Do Marcelo: É melhor um pedaço da reforma tributária do que nada

Marcelo de Moraes

Quando parecia que a reforma tributária caminhava para a bacia das almas, o lugar do Congresso aonde penam os projetos sem consenso, um início de acordo começou a ser construído. O presidente da Câmara, Rodrigo Maia, e o líder do governo, Ricardo Barros, estão perto de fechar um acerto em torno apenas da criação da Contribuição sobre Bens e Serviços (CBS), que estabelece o Imposto sobre Valor Agregado (IVA) unificando PIS/Cofins numa alíquota de 12%.

Se passa longe da discussão tributária necessária, o acerto representa ganhos políticos para seus articuladores. Tanto Maia como Barros poderão dizer que conseguiram fazer a reforma. Especialmente Maia, que transformou a agenda das reformas e melhoria no ambiente de negócios do País como uma de suas principais bandeiras. Se a votação sair, Maia deixaria o comando da Câmara tendo entregue as reformas previdenciária e tributária (ainda que enxuta),

Na verdade, Maia e Barros estão sendo pragmáticos. Fora da cadeira de presidente da Câmara a partir de fevereiro, Maia sabe que essa é sua única chance de votar pelo menos parte da reforma tributária e acrescentar o feito no currículo. Há três décadas, a discussão sobre a reforma tributária enfrenta um eterno conflito sem solução no Congresso, já que nenhuma parte admite abrir mão de seus ganhos nessa discussão.

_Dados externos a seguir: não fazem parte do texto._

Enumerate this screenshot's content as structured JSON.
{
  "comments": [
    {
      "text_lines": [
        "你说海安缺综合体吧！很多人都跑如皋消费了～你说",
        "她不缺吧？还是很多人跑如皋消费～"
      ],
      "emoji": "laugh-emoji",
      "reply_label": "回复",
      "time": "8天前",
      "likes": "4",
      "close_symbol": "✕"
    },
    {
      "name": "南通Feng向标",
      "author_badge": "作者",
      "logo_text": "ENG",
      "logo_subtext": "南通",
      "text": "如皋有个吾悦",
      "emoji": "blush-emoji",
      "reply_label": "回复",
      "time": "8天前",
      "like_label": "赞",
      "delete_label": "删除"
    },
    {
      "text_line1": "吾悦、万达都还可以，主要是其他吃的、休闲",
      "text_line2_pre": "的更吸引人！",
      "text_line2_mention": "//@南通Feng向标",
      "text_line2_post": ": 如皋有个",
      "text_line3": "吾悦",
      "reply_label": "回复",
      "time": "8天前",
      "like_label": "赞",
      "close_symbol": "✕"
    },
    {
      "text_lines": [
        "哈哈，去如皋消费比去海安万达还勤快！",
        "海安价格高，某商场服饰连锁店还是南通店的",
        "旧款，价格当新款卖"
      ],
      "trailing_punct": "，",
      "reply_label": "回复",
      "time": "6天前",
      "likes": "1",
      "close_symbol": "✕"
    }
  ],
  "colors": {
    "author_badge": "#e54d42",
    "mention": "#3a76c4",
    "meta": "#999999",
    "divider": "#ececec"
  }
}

Barros também sabe que Maia é o maior defensor das reformas dentro do Parlamento, com capacidade de agregar votos em torno de um assunto que dificilmente encontraria esse respaldo se o presidente da Câmara fosse outra. Até fevereiro, Maia pode colocar a proposta para votar e aprovar. E esse resultado já deve ter impacto imediato na economia.